Embarrassing admission: I am addicted to the Sookie Stackhouse novels. This did not start at Book 1, with which I was nonplussed. "Pshaw," said I, nose in the air, "this be too juvenile a style for moi." Instead, I stuck to the TV series, True Blood, that was inspired by the books.

But everywhere I turned, online and offline, I was being told "Sookie will win you over, Sookie will win you over." I began to wonder if I may have been indulging in a teensy bit of literary snobbery (No! Could it be?), so when a friend offered to lend me the True Blood Omnibus (the first three books), I figured I'd have a go.

(This poster went up in my neighbourhood in SoHo before the first season of True Blood came out. We were all, like, "Waah!?")
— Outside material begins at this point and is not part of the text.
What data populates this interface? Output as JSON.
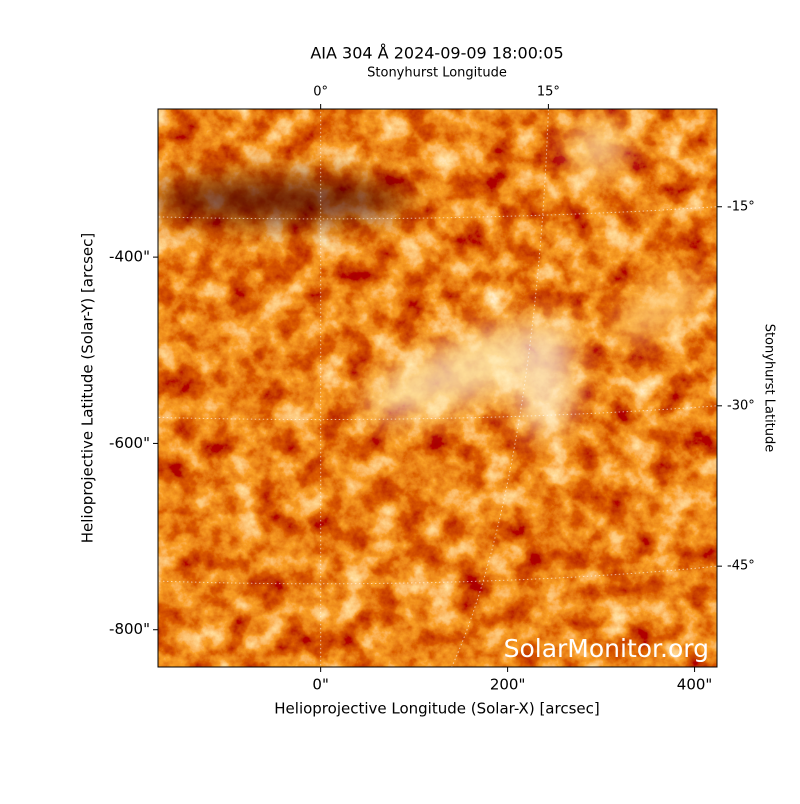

Within three days, I'd read all three books. After another generous loan, the next two books were very quickly read. Not able to wait until I met up with my friend again (sorry, Ruby!) I made a trip to my local Borders bookstore, during the 50 percent off sale before it closed.
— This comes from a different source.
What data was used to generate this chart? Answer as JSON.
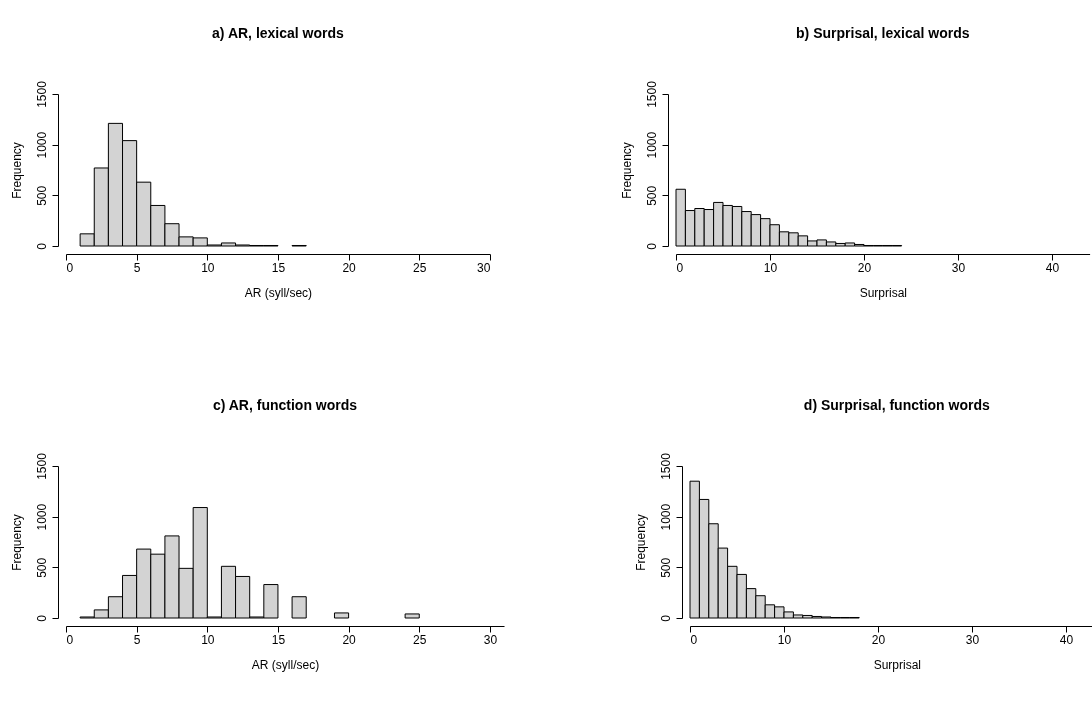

I purchased Book ELEVEN at the airport on Monday morning and, thanks to some lengthy flight delays, finished it that same night. I now wish to urge Ms Charlaine Harris to hurry up and finish the next one. While I'm at it, I'd also like to take the opportunity to state that I am most definitely of the Team Eric persuasion, and hope she will bear this in mind as she writes.

(Interesting fact gleaned in literature classes: when Charles Dickens wrote The Old Curiosity Shop in instalments, he was inundated with letters imploring him not to kill off Little Nell. It didn't work then, but this reader is hoping Ms Harris will be more open to a heartfelt plea.)

So I have my friend Ruby and the lovely ladies of the Book Lover's Hideaway group on Goodreads to thank for slapping me out of my snobbery, encouraging me to try a new genre, and unintentionally giving me permission to get lost in what amounts to pure entertainment.

Most often, my reading choices are like fine dining. I want something clever, something unique, something that challenges me to think differently or face difficult issues, or transports me to a depth of emotion or experience that I could never have conjured in my own imagination.

There's nothing wrong with that, of course, but my foray into Sookie's world has been like sinking my teeth into a spicy meatball pizza at Arturo's on West Houston, and washing it down with a bottle of rough chianti, after a year-long diet of fois gras and alpine riesling. Lip-smackingly good!